Tax Compliance Checks

Your tax affairs may be checked to make sure you are paying the right amount. This can happen if you are an individual taxpayer or if you run a business. 

What HMRC Can Check 

  • HM Revenue and Customs (HMRC) will write or phone to say what they want to check. This could be: 
  • any taxes you pay 
  • accounts and tax calculations 
  • your Self Assessment tax return 
  • your Company Tax Return 
  • PAYE records and returns, if you employ people 

If you use an accountant, HMRC will contact them instead. 

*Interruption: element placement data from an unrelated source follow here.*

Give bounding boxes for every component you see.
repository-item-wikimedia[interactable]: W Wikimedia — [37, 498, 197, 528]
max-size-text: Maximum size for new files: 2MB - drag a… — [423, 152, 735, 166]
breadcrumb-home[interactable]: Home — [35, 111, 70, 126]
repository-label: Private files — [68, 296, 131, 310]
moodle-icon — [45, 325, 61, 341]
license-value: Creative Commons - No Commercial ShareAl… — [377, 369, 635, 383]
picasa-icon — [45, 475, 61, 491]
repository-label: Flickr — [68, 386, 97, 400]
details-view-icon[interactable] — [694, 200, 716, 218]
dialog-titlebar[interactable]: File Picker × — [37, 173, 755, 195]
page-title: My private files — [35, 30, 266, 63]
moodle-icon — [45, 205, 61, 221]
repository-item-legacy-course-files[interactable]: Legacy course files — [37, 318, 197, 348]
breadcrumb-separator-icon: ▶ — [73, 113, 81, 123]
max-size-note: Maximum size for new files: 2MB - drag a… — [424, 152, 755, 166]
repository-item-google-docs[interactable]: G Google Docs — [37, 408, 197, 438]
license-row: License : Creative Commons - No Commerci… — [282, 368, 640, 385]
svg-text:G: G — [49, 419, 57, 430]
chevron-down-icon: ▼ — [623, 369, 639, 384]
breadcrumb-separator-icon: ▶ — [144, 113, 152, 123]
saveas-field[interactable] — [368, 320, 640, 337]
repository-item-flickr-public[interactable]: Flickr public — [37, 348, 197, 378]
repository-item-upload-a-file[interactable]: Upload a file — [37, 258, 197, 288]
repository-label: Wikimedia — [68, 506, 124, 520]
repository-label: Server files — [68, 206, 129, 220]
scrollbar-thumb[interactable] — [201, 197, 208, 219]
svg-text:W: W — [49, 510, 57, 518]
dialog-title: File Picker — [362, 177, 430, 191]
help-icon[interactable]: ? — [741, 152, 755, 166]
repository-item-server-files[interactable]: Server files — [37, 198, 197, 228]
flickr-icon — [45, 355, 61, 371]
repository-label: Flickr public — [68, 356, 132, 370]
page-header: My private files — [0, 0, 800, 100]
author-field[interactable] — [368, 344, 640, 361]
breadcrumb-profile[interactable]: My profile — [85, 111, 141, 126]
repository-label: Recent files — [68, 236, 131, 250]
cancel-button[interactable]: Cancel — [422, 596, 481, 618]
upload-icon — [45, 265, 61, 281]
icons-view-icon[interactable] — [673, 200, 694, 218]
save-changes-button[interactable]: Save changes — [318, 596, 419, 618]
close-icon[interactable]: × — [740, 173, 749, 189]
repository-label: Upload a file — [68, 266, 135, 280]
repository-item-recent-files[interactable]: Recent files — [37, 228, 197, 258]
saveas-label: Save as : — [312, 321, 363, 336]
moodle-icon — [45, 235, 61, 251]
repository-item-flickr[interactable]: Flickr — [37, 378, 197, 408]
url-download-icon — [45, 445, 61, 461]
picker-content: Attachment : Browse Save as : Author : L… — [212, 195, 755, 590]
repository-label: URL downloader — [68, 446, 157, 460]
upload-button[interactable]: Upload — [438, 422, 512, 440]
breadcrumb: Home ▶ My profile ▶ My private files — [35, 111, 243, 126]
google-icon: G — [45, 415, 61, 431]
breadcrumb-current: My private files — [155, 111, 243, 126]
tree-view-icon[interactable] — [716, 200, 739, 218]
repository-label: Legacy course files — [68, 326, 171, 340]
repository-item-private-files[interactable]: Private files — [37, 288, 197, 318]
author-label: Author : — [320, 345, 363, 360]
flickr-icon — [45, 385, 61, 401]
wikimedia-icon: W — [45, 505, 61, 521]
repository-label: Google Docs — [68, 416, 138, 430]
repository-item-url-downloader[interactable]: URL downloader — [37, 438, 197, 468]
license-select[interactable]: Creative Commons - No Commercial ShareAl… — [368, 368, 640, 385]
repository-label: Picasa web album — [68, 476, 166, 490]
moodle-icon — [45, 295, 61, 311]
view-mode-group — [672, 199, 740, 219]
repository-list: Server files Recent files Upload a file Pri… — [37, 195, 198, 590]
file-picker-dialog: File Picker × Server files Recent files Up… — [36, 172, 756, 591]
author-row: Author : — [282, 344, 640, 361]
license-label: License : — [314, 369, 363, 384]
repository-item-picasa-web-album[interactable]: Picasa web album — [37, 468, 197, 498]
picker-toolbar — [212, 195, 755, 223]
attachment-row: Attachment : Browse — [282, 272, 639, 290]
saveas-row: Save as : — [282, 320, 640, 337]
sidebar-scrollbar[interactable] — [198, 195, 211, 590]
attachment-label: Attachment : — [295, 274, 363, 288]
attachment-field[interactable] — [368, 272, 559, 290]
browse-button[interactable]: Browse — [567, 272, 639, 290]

To authorise someone other than a tax agent (external link), write to HMRC. Tell them who you want to use and for which tax. 

What Happens During a Check 

HMRC may ask to visit your home, business or an adviser’s office, or ask you to visit them. You can have an accountant or legal adviser with you during a visit.  

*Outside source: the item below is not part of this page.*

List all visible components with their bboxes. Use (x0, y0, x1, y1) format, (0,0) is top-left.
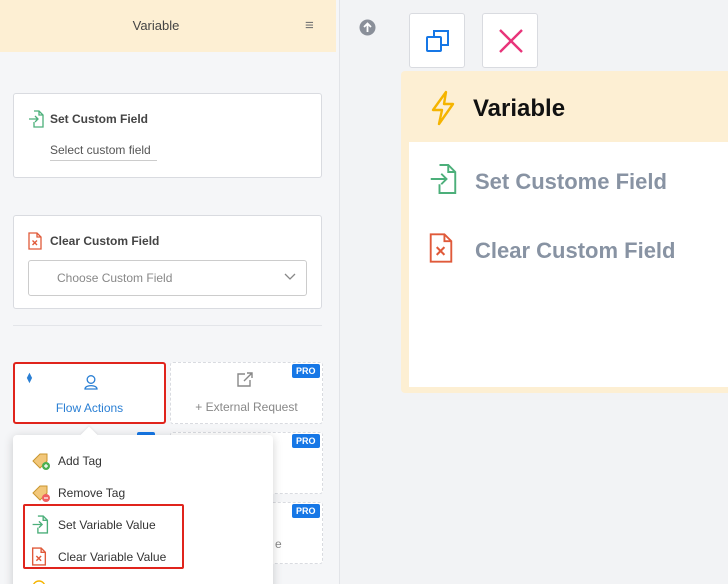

You may have to pay a penalty if HMRC sends you an inspection or information notice and you don’t send information or refuse a visit. You will not have to pay a penalty if you have a ‘reasonable excuse’, eg:  

  • you are seriously ill 
  • someone close to you has died 

If you think HMRC should stop the check, write to the office that sent you the letter, giving your reasons why. 

You can apply for Alternative Dispute Resolution (ADR) (external link)at any time if you do not agree with HMRC’s decision or what they are checking. 

After The Check 

  • HMRC will write to tell you the results of the check 

You will be: 

  • repaid if you have paid too much tax - you may also get interest on the amount you are owed 
  • asked to pay additional tax within 30 days if you owe more - you will normally have to pay interest from the date the tax was due 

You may also have to pay a penalty. HMRC will look at: 

  • the reasons why you underpaid or overclaimed the tax 
  • whether you told HMRC as soon as you could 
  • how helpful you have been during the check 

If you have problems paying, tell the officer dealing with the check. 

You can appeal (external link) if you disagree with the decision.